15. Supervising Youth Employees Training
This 4-hour training focuses on how to supervise youth employees with special emphasis on balancing youth development and employment expectations. Participants will utilize tools that will help explain their role as a youth worker and supervisor. This training will also provide participants with an opportunity to examine how they are integrating youth development outcomes through intentional practice and approaches.
16. Behavior and Classroom Management Training
This 6-hour training focuses on youth workers’ role in deescalating behavioral situations with youth using an asset-based approached. This training will help participants practice probing techniques to understand the underlying issues motivating youth’s behavior. Participants will also explore individual practices and appropriate classroom management strategies that help promote positive behavior.

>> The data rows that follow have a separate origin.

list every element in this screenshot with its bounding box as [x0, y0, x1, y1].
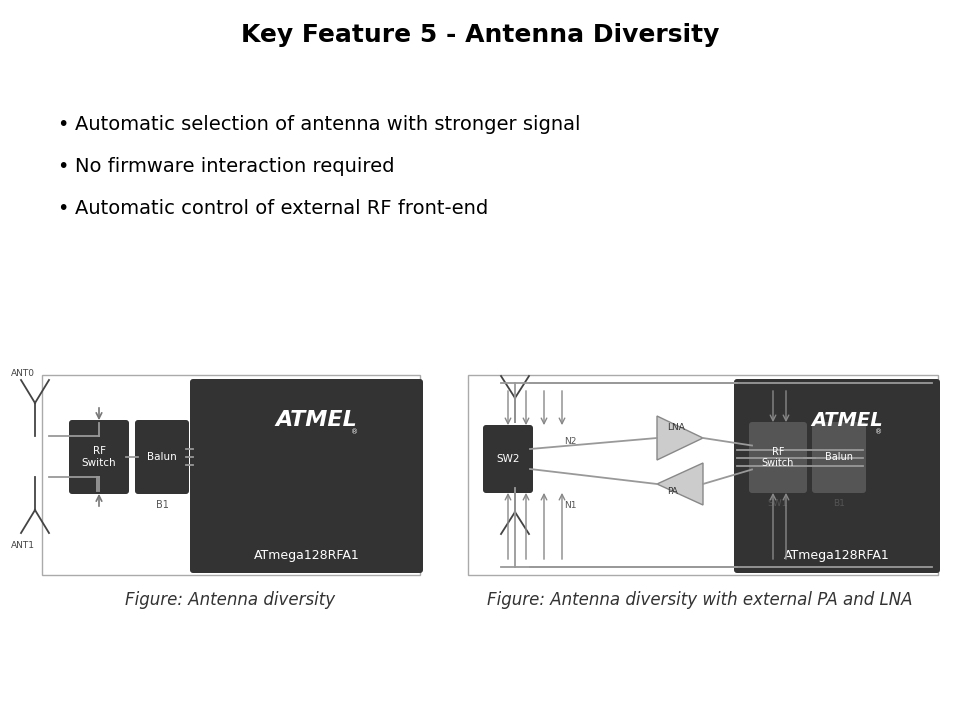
FancyBboxPatch shape: [749, 422, 807, 493]
Text: N2: N2: [564, 438, 576, 446]
Text: ATmega128RFA1: ATmega128RFA1: [784, 549, 890, 562]
Text: ®: ®: [351, 429, 358, 435]
Polygon shape: [657, 463, 703, 505]
Text: ANT0: ANT0: [11, 369, 35, 377]
Text: N1: N1: [564, 502, 576, 510]
Text: •: •: [57, 158, 68, 176]
Text: ATMEL: ATMEL: [811, 410, 883, 430]
Polygon shape: [657, 416, 703, 460]
Bar: [42, 375, 420, 575]
Text: LNA: LNA: [667, 423, 684, 433]
FancyBboxPatch shape: [483, 425, 533, 493]
Text: SW1: SW1: [768, 498, 788, 508]
Text: Figure: Antenna diversity: Figure: Antenna diversity: [125, 591, 335, 609]
Text: ATmega128RFA1: ATmega128RFA1: [253, 549, 359, 562]
FancyBboxPatch shape: [812, 422, 866, 493]
Text: B1: B1: [833, 498, 845, 508]
Text: B1: B1: [156, 500, 168, 510]
Text: RF
Switch: RF Switch: [762, 446, 794, 468]
Text: Automatic control of external RF front-end: Automatic control of external RF front-e…: [75, 199, 489, 218]
Text: No firmware interaction required: No firmware interaction required: [75, 158, 395, 176]
Text: •: •: [57, 199, 68, 218]
Text: ®: ®: [876, 429, 882, 435]
FancyBboxPatch shape: [190, 379, 423, 573]
FancyBboxPatch shape: [734, 379, 940, 573]
Text: PA: PA: [667, 487, 678, 497]
Text: Balun: Balun: [825, 452, 853, 462]
Text: ANT1: ANT1: [11, 541, 35, 549]
Text: •: •: [57, 115, 68, 135]
Bar: [468, 375, 938, 575]
Text: Figure: Antenna diversity with external PA and LNA: Figure: Antenna diversity with external …: [488, 591, 913, 609]
Text: Automatic selection of antenna with stronger signal: Automatic selection of antenna with stro…: [75, 115, 581, 135]
Text: RF
Switch: RF Switch: [82, 446, 116, 468]
FancyBboxPatch shape: [135, 420, 189, 494]
Text: Balun: Balun: [147, 452, 177, 462]
Text: ATMEL: ATMEL: [276, 410, 357, 430]
Text: SW2: SW2: [496, 454, 519, 464]
Text: Key Feature 5 - Antenna Diversity: Key Feature 5 - Antenna Diversity: [241, 23, 719, 47]
FancyBboxPatch shape: [69, 420, 129, 494]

17. Parent/Caregiver Engagement Training
This 4-hour training focuses on exploring strategies to keep parents/caregivers engaged in out-of-school time programs over time. Evidence points to stronger, more resilient communities when parents/caregivers are involved in programs. Parents/caregivers who are engaged by the program staff can support positive youth development work occurring in the programs, as well as, helping to reinforce it in the home. Participants will get an opportunity to discuss barriers/challenges to engaging parents/caregivers as well as strategies about how to best address those challenges.
Additionally, BEST offers shorter and customized trainings including: Introduction to Youth Development, Working with Middle School Youth, Engaging Youth in Prevention Programming, Recruiting and Retaining Volunteers, etc.